Permit us a brief digression here. One exec at Skyview is Jonathan Huberman, who was once the CEO of Iomega, the consumer external disk drive business bought by EMC in April 2008 for $213m.

In January 2013, Joe Tucci’s EMC set up a joint venture with Lenovo, called LenovoEMC, which contained the Iomega business. Lenovo had the majority stake in this joint venture.

Huberman left his position as president of EMC's consumer and small business products division several months before the JV, in March 2012. He became portfolio operations president at Skyview in February this year after a January 2013 to February 2015 stint as CEO at Tiburon, a public safety and security software supplier.

He was managing director at the Gores Group, a private equity investment firm and Tiburon’s sole investor before that.

Back to Syncplicity, which is EMC Information Infrastructure’s enterprise file synchronisation and sharing product, and which EMC bought in May 2012. Despite good efforts by EMC it hasn’t gained Box or Dropbox levels of prominence and is apparently unprofitable, though its bookings are growing 100 per cent year-on-year.

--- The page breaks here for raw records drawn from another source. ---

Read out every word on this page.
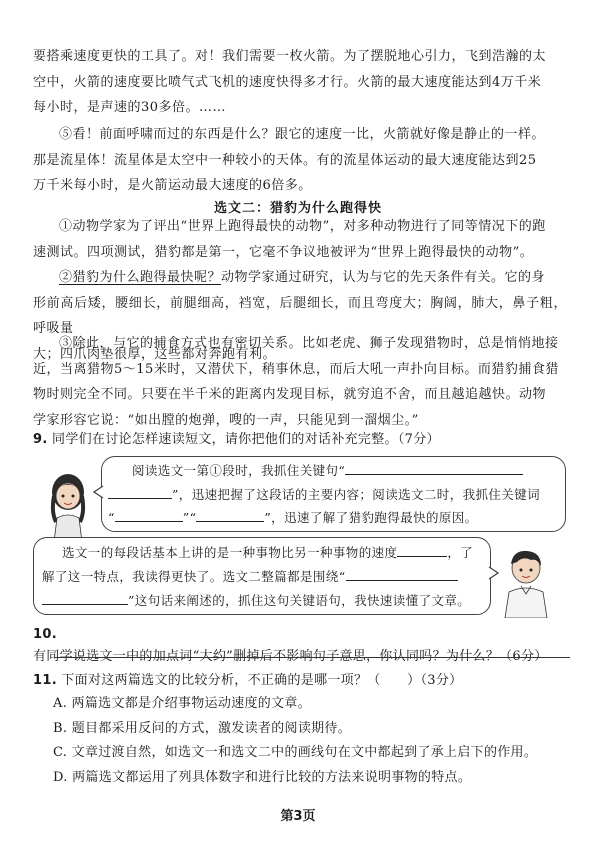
要搭乘速度更快的工具了。对！我们需要一枚火箭。为了摆脱地心引力，飞到浩瀚的太
空中，火箭的速度要比喷气式飞机的速度快得多才行。火箭的最大速度能达到4万千米
每小时，是声速的30多倍。……
⑤看！前面呼啸而过的东西是什么？跟它的速度一比，火箭就好像是静止的一样。
那是流星体！流星体是太空中一种较小的天体。有的流星体运动的最大速度能达到25
万千米每小时，是火箭运动最大速度的6倍多。
选文二：猎豹为什么跑得快
①动物学家为了评出“世界上跑得最快的动物”，对多种动物进行了同等情况下的跑
速测试。四项测试，猎豹都是第一，它毫不争议地被评为“世界上跑得最快的动物”。
②猎豹为什么跑得最快呢？动物学家通过研究，认为与它的先天条件有关。它的身
形前高后矮，腰细长，前腿细高，裆宽，后腿细长，而且弯度大；胸阔，肺大，鼻子粗，呼吸量
大；四爪肉垫很厚，这些都对奔跑有利。
③除此，与它的捕食方式也有密切关系。比如老虎、狮子发现猎物时，总是悄悄地接
近，当离猎物5～15米时，又潜伏下，稍事休息，而后大吼一声扑向目标。而猎豹捕食猎
物时则完全不同。只要在半千米的距离内发现目标，就穷追不舍，而且越追越快。动物
学家形容它说：“如出膛的炮弹，嗖的一声，只能见到一溜烟尘。”
9. 同学们在讨论怎样速读短文，请你把他们的对话补充完整。（7分）
阅读选文一第①段时，我抓住关键句“
”，迅速把握了这段话的主要内容；阅读选文二时，我抓住关键词
“	”“	”，迅速了解了猎豹跑得最快的原因。
选文一的每段话基本上讲的是一种事物比另一种事物的速度	，了
解了这一特点，我读得更快了。选文二整篇都是围绕“
”这句话来阐述的，抓住这句关键语句，我快速读懂了文章。
10. 有同学说选文一中的加点词“大约”删掉后不影响句子意思，你认同吗？为什么？（6分）
11. 下面对这两篇选文的比较分析，不正确的是哪一项？（　　）（3分）
A. 两篇选文都是介绍事物运动速度的文章。
B. 题目都采用反问的方式，激发读者的阅读期待。
C. 文章过渡自然，如选文一和选文二中的画线句在文中都起到了承上启下的作用。
D. 两篇选文都运用了列具体数字和进行比较的方法来说明事物的特点。
第3页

EMC will retain a stake and continue selling Syncplicity products to its customers after offloading it to Skyview.

The company doesn’t see Syncplicity as part of its core business and this offload, if true, could signal a possible change in the status of Documentum, a content management businesss grouped with Syncplicity and Infoarchive inside EMC II. The three belong to Rohit Ghai’s Enterprise Content Division (ECD). Historically Documentum has underperformed in a revenue sense for EMC II over many quarters, as we have pointed out often.

ECD became the new name for EMC II’s Information Intelligence Group in January this year, along with Ghai replacing previous boss Rick Devenuti. Could be a case of new division head, new strategy.

If true, the Syncplicity sell-off story could be the start of significant ECD changes.